La neutralité irlandaise pendant la Seconde Guerre mondiale a entraîné la mise à l’écart de l’Irlande vis-à-vis de l’Organisation des Nations Unies (ONU) jusqu’en 1955, malgré la proclamation officielle de la République irlandaise en 1949. Après la guerre, de Valera était en effet considéré avec méfiance par les États-Unis qui partent du principe que ceux qui ne les ont pas soutenus sont leurs ennemis. Pourtant, bien que cela puisse sembler paradoxal, l’Irlande a bénéficié bien du plan Marshall en 1947.

Le père d’une nation

Chef du gouvernement (Taoiseach) de 1951 à 1954 puis réélu en 1957 avant de devenir Président de la République deux ans plus tard, de Valera quitte le pouvoir en 1973, malvoyant et presque sourd. Il décède deux ans plus tard et repose au cimetière de Glasnevin. Icône irlandaise, Eamon de Valera incarna une Irlande conservatrice, antiféministe, traditionnelle et profondément catholique. À l’image de Charles de Gaulle pour la France, il est le père fondateur des institutions de l’Irlande moderne. De Valera incarne également une Irlande pauvre, structurée avant tout sur une paysannerie archaïque, qui ne se modernisera que tardivement sous l’influence de Seán Lemass devenu Premier ministre en 1959.

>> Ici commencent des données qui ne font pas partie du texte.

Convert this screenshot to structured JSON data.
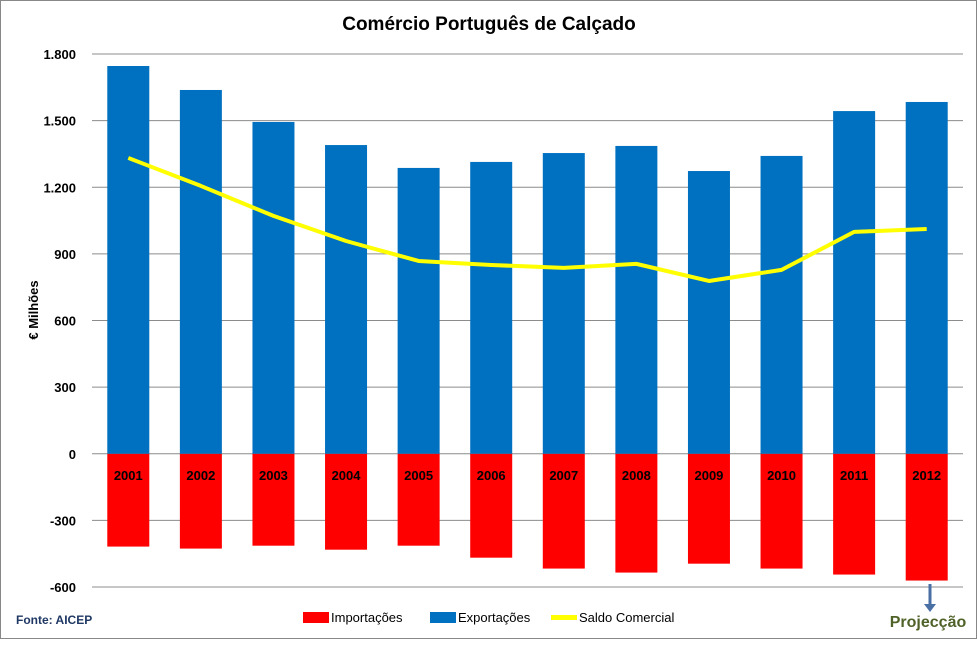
{
  "chart_data": {
    "type": "bar",
    "title": "Comércio Português de Calçado",
    "ylabel": "€ Milhões",
    "xlabel": "",
    "ylim": [
      -600,
      1800
    ],
    "yticks": [
      -600,
      -300,
      0,
      300,
      600,
      900,
      1200,
      1500,
      1800
    ],
    "ytick_labels": [
      "-600",
      "-300",
      "0",
      "300",
      "600",
      "900",
      "1.200",
      "1.500",
      "1.800"
    ],
    "grid": true,
    "legend_position": "bottom",
    "categories": [
      "2001",
      "2002",
      "2003",
      "2004",
      "2005",
      "2006",
      "2007",
      "2008",
      "2009",
      "2010",
      "2011",
      "2012"
    ],
    "series": [
      {
        "name": "Importações",
        "type": "bar",
        "color": "#ff0000",
        "values": [
          -418,
          -427,
          -414,
          -432,
          -414,
          -468,
          -517,
          -535,
          -495,
          -517,
          -544,
          -571
        ]
      },
      {
        "name": "Exportações",
        "type": "bar",
        "color": "#0070c0",
        "values": [
          1746,
          1638,
          1494,
          1390,
          1287,
          1314,
          1354,
          1386,
          1273,
          1341,
          1543,
          1584
        ]
      },
      {
        "name": "Saldo Comercial",
        "type": "line",
        "color": "#ffff00",
        "values": [
          1332,
          1206,
          1071,
          958,
          868,
          850,
          837,
          855,
          778,
          828,
          999,
          1012
        ]
      }
    ],
    "source": "Fonte: AICEP",
    "annotation": "Projecção"
  }
}
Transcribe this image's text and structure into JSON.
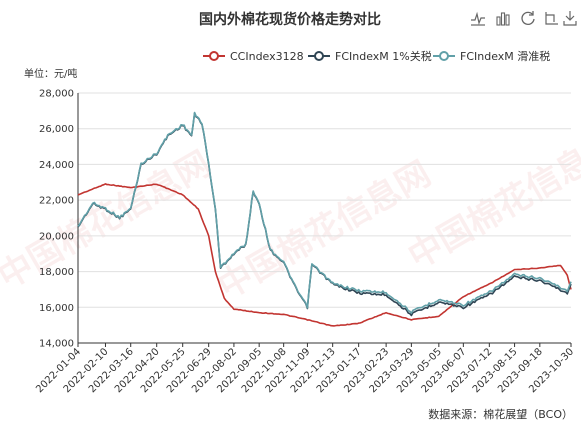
{
  "chart_data": {
    "type": "line",
    "title": "国内外棉花现货价格走势对比",
    "yunit": "单位：元/吨",
    "ylim": [
      14000,
      28000
    ],
    "yticks": [
      14000,
      16000,
      18000,
      20000,
      22000,
      24000,
      26000,
      28000
    ],
    "x_labels": [
      "2022-01-04",
      "2022-02-10",
      "2022-03-16",
      "2022-04-20",
      "2022-05-25",
      "2022-06-29",
      "2022-08-02",
      "2022-09-05",
      "2022-10-08",
      "2022-11-09",
      "2022-12-13",
      "2023-01-17",
      "2023-02-23",
      "2023-03-29",
      "2023-05-05",
      "2023-06-07",
      "2023-07-12",
      "2023-08-15",
      "2023-09-18",
      "2023-10-30"
    ],
    "grid": "horizontal",
    "legend_position": "top-right",
    "source": "数据来源：棉花展望（BCO）",
    "watermark": "中国棉花信息网",
    "series": [
      {
        "name": "CCIndex3128",
        "color": "#c23531",
        "values": [
          [
            "2022-01-04",
            22300
          ],
          [
            "2022-02-10",
            22900
          ],
          [
            "2022-03-16",
            22700
          ],
          [
            "2022-04-20",
            22900
          ],
          [
            "2022-05-25",
            22300
          ],
          [
            "2022-06-15",
            21500
          ],
          [
            "2022-06-29",
            20000
          ],
          [
            "2022-07-08",
            18000
          ],
          [
            "2022-07-20",
            16500
          ],
          [
            "2022-08-02",
            15900
          ],
          [
            "2022-09-05",
            15700
          ],
          [
            "2022-10-08",
            15600
          ],
          [
            "2022-11-09",
            15300
          ],
          [
            "2022-12-13",
            14950
          ],
          [
            "2023-01-17",
            15100
          ],
          [
            "2023-02-23",
            15700
          ],
          [
            "2023-03-29",
            15300
          ],
          [
            "2023-05-05",
            15500
          ],
          [
            "2023-06-07",
            16600
          ],
          [
            "2023-07-12",
            17300
          ],
          [
            "2023-08-15",
            18100
          ],
          [
            "2023-09-18",
            18200
          ],
          [
            "2023-10-16",
            18350
          ],
          [
            "2023-10-25",
            17800
          ],
          [
            "2023-10-30",
            17000
          ]
        ]
      },
      {
        "name": "FCIndexM 1%关税",
        "color": "#2f4554",
        "values": [
          [
            "2022-01-04",
            20500
          ],
          [
            "2022-01-24",
            21800
          ],
          [
            "2022-02-10",
            21500
          ],
          [
            "2022-03-01",
            21000
          ],
          [
            "2022-03-16",
            21500
          ],
          [
            "2022-03-30",
            24000
          ],
          [
            "2022-04-20",
            24600
          ],
          [
            "2022-05-05",
            25600
          ],
          [
            "2022-05-25",
            26200
          ],
          [
            "2022-06-06",
            25600
          ],
          [
            "2022-06-10",
            26800
          ],
          [
            "2022-06-20",
            26300
          ],
          [
            "2022-06-29",
            24000
          ],
          [
            "2022-07-08",
            21500
          ],
          [
            "2022-07-15",
            18200
          ],
          [
            "2022-08-02",
            19000
          ],
          [
            "2022-08-18",
            19500
          ],
          [
            "2022-08-28",
            22500
          ],
          [
            "2022-09-05",
            21800
          ],
          [
            "2022-09-20",
            19200
          ],
          [
            "2022-10-08",
            18500
          ],
          [
            "2022-10-25",
            17000
          ],
          [
            "2022-11-09",
            16000
          ],
          [
            "2022-11-15",
            18400
          ],
          [
            "2022-12-13",
            17300
          ],
          [
            "2023-01-17",
            16800
          ],
          [
            "2023-02-23",
            16700
          ],
          [
            "2023-03-29",
            15600
          ],
          [
            "2023-05-05",
            16300
          ],
          [
            "2023-06-07",
            16000
          ],
          [
            "2023-07-12",
            16700
          ],
          [
            "2023-08-15",
            17700
          ],
          [
            "2023-09-18",
            17500
          ],
          [
            "2023-10-10",
            17100
          ],
          [
            "2023-10-25",
            16800
          ],
          [
            "2023-10-30",
            17300
          ]
        ]
      },
      {
        "name": "FCIndexM 滑准税",
        "color": "#61a0a8",
        "values": [
          [
            "2022-01-04",
            20500
          ],
          [
            "2022-01-24",
            21800
          ],
          [
            "2022-02-10",
            21500
          ],
          [
            "2022-03-01",
            21000
          ],
          [
            "2022-03-16",
            21500
          ],
          [
            "2022-03-30",
            24000
          ],
          [
            "2022-04-20",
            24600
          ],
          [
            "2022-05-05",
            25600
          ],
          [
            "2022-05-25",
            26200
          ],
          [
            "2022-06-06",
            25600
          ],
          [
            "2022-06-10",
            26800
          ],
          [
            "2022-06-20",
            26300
          ],
          [
            "2022-06-29",
            24000
          ],
          [
            "2022-07-08",
            21500
          ],
          [
            "2022-07-15",
            18200
          ],
          [
            "2022-08-02",
            19000
          ],
          [
            "2022-08-18",
            19500
          ],
          [
            "2022-08-28",
            22500
          ],
          [
            "2022-09-05",
            21800
          ],
          [
            "2022-09-20",
            19200
          ],
          [
            "2022-10-08",
            18500
          ],
          [
            "2022-10-25",
            17000
          ],
          [
            "2022-11-09",
            16000
          ],
          [
            "2022-11-15",
            18400
          ],
          [
            "2022-12-13",
            17300
          ],
          [
            "2023-01-17",
            16900
          ],
          [
            "2023-02-23",
            16800
          ],
          [
            "2023-03-29",
            15700
          ],
          [
            "2023-05-05",
            16400
          ],
          [
            "2023-06-07",
            16100
          ],
          [
            "2023-07-12",
            16800
          ],
          [
            "2023-08-15",
            17800
          ],
          [
            "2023-09-18",
            17600
          ],
          [
            "2023-10-10",
            17200
          ],
          [
            "2023-10-25",
            16900
          ],
          [
            "2023-10-30",
            17400
          ]
        ]
      }
    ]
  },
  "toolbar": {
    "icons": [
      "data-view-icon",
      "bar-chart-icon",
      "refresh-icon",
      "restore-icon",
      "save-image-icon"
    ]
  }
}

Personnalité controversée, Éamon de Valera a également été accusé d’être un espion américain, britannique, soviétique ou nazi. Ces accusations invraisemblables avaient parfois pour objectif de déstabiliser le Fianna Fail, parfois seulement de lancer une polémique. L’hypothèse selon laquelle une ou plusieurs grandes puissances auraient cherché à utiliser de Valera à l’aube de la Seconde Guerre mondiale (en particulier à la Société des Nations) reste plausible. Quoi qu’il en soit, l’abondance de critiques, d’études, mais aussi d’éloges qui entourent la personne d’Éamon de Valera montrent l’influence qu’il a eu avoir sur son pays.